La République démocratique du Congo (RDC) et le mouvement politico-militaire Alliance Fleuve Congo (AFC/M23) doivent reprendre cette semaine à Doha, au Qatar, les pourparlers de paix suspendus depuis plusieurs semaines. Ces discussions, placées sous la médiation du gouvernement qatari, visent à relancer un processus fragile marqué par des divergences persistantes sur plusieurs points clés.
Les échanges devraient principalement porter sur la question de l’échange de prisonniers. Ce dossier, jugé prioritaire par L'AFC-M23, bloque depuis plusieurs mois toute avancée significative. Un mécanisme aurait déjà été mis en place, confiant au Comité international de la Croix-Rouge (CICR) la mission d’agir comme intermédiaire neutre pour identifier, vérifier et faciliter la libération des détenus des deux camps.
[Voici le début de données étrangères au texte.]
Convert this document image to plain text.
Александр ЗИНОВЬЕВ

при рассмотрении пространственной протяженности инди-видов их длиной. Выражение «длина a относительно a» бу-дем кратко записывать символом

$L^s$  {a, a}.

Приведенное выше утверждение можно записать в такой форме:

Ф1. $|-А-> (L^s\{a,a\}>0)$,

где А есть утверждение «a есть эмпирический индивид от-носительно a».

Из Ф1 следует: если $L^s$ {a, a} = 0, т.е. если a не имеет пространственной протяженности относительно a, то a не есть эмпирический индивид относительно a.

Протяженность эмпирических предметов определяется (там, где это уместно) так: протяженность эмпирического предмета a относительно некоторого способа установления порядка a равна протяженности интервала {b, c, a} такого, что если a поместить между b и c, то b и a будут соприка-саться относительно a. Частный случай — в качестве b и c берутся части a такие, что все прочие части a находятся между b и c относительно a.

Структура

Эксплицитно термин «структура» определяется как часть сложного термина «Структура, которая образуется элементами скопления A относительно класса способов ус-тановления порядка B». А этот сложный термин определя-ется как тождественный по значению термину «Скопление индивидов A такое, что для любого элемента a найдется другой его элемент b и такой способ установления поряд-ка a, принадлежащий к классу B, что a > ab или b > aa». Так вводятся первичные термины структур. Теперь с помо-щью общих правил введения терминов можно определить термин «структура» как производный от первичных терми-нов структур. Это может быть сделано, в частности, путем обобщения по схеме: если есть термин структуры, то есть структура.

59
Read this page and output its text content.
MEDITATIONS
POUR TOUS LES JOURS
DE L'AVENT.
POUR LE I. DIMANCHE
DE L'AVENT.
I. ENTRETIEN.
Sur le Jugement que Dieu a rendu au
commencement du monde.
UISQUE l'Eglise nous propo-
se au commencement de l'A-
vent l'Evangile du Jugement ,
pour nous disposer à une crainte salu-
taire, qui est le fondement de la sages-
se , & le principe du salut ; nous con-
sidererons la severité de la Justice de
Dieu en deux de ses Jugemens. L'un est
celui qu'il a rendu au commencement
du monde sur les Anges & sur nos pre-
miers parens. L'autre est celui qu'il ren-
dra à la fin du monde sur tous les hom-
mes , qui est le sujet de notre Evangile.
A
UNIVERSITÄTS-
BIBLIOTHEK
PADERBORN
Tensions persistantes sur le terrain
Pendant que la diplomatie s’active à Doha, la situation sécuritaire demeure explosive dans les provinces du Nord et du Sud-Kivu. Sur le terrain, les deux camps continuent de renforcer leurs positions.
Dans le territoire de Rutshuru, au Nord-Kivu, plus de 9 000 combattants formés par la rébellion ont achevé leur entraînement le 1er octobre à Tshanzu. Deux semaines plus tôt, un contingent similaire avait été présenté à Rumangabo, comprenant d’anciens militaires des Forces armées de la RDC (FARDC) et des membres du mouvement Wazalendo.
De son côté, Kinshasa renforce ses positions sur différentes lignes de front au nord et Sud-Kivu. Ces mouvements laissent craindre de nouvelles confrontations de grande ampleur sur le champ de bataille.
Crainte d’une nouvelle escalade
Face à cette montée des tensions, plusieurs voix alertent sur un risque élevé de reprise des hostilités, si les compromis ne sont pas trouvés rapidement.
Alors que les pourparlers s’ouvrent à Doha, les espoirs de désescalade restent suspendus à la volonté des deux camps de privilégier la voie politique sur celle des armes.